To explore the molecular mechanisms underlying the effects found in Aβ toxicity experiments and the locomotive behavior assay, RNAi technology was used. The final results showed that DAF-16/FOXO and SKN-1/NRF2 elements of the insulin/insulin-like signaling pathway, as well as HSP-16.2 overexpression were involved.

 

Beyond appreciating the effort by the researchers who composed this paper to add one more potential tool to our expanding weaponry against neurodegenerative diseases like AD and PD, we should also come to appreciate how versatile the C. elegans platform has become.

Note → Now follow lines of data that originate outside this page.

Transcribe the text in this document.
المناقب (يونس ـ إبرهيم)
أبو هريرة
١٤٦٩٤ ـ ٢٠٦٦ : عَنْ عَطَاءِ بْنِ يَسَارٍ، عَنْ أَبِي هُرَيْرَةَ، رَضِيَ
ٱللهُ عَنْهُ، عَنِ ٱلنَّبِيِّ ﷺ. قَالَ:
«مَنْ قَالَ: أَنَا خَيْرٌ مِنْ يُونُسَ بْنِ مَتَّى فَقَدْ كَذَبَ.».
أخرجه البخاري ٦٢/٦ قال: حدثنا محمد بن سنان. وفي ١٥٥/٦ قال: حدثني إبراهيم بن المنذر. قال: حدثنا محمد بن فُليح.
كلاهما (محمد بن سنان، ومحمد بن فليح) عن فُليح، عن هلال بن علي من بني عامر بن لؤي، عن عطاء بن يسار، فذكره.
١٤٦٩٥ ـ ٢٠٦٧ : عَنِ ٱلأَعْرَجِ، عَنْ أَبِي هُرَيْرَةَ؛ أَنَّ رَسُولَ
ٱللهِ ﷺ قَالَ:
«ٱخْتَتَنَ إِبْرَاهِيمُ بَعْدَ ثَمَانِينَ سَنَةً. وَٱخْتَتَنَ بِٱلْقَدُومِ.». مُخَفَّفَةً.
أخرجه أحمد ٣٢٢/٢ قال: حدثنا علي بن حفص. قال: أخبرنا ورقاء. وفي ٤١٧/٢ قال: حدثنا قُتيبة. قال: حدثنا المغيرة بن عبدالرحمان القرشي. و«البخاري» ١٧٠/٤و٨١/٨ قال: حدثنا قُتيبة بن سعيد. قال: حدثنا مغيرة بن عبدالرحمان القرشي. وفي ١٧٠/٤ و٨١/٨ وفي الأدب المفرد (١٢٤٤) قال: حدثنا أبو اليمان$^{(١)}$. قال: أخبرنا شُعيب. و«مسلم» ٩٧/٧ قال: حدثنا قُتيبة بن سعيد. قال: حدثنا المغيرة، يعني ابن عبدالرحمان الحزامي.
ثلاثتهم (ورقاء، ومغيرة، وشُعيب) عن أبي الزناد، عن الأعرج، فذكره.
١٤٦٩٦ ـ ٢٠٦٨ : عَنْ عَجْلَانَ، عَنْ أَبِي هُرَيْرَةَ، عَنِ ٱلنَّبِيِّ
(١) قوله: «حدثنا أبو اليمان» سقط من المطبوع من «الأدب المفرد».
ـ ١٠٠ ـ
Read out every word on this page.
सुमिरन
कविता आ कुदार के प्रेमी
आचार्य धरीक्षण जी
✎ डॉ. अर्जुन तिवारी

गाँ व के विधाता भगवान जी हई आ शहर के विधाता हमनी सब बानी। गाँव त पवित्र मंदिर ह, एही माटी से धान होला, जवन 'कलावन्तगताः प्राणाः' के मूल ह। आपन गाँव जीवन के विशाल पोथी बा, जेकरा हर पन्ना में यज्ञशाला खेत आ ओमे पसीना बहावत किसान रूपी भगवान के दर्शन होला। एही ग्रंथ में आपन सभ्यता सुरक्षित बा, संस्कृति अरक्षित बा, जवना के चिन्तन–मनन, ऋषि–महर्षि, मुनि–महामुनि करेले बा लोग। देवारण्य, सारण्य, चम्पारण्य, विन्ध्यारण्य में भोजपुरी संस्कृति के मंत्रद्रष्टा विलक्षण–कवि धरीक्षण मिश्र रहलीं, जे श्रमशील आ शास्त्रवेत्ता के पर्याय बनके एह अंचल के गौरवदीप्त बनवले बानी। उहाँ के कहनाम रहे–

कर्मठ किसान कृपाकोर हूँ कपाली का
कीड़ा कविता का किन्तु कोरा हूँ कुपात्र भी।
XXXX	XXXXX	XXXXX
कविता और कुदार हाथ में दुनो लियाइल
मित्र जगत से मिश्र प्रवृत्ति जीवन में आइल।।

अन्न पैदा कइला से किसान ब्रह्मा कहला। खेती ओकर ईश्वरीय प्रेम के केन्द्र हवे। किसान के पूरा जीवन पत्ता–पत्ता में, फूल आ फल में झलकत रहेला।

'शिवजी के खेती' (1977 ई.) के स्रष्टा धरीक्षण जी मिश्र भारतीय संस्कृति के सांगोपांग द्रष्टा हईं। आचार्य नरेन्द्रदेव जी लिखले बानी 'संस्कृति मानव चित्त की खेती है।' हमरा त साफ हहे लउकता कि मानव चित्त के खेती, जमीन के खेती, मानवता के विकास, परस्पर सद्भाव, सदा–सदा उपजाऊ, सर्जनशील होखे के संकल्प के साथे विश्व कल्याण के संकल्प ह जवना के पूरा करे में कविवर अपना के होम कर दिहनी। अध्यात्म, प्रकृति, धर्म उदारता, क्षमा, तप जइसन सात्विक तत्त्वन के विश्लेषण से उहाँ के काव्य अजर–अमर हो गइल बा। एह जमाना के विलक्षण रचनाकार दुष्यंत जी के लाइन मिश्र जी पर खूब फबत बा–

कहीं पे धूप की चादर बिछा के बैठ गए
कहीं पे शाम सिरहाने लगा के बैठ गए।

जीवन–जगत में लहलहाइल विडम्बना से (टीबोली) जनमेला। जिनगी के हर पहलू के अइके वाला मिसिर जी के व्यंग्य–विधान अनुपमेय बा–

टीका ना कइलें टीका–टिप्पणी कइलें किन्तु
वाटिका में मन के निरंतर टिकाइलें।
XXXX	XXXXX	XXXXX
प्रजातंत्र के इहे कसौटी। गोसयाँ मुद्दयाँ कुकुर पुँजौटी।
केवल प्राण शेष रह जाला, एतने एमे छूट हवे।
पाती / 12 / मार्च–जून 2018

With the precision genome editing tools we have at hand these days, the wormbase is expanding like never before. For someone who’s working in this industry, it’s rather thrilling to see many trials of novel therapeutics against different neurodegenerative diseases are currently ongoing on the C. elegans platform. We are seeing an increasing amount of genetically modified strains for various disease models, which is making drug development more and more effective. So potentially, those little bodies may carry the future of mankind.

 

Reference:

Romero-Márquez JM, Navarro-Hortal MD, Jiménez-Trigo V, Vera-Ramírez L, Forbes-Hernández TJ, Esteban-Muñoz A, Giampieri F, Bullón P, Battino M, Sánchez-González C, Quiles JL. An oleuropein rich-olive (Olea europaea L.) leaf extract reduces β-amyloid and tau proteotoxicity through regulation of oxidative- and heat shock-stress responses in Caenorhabditis elegans. Food Chem Toxicol 2022;162:112914.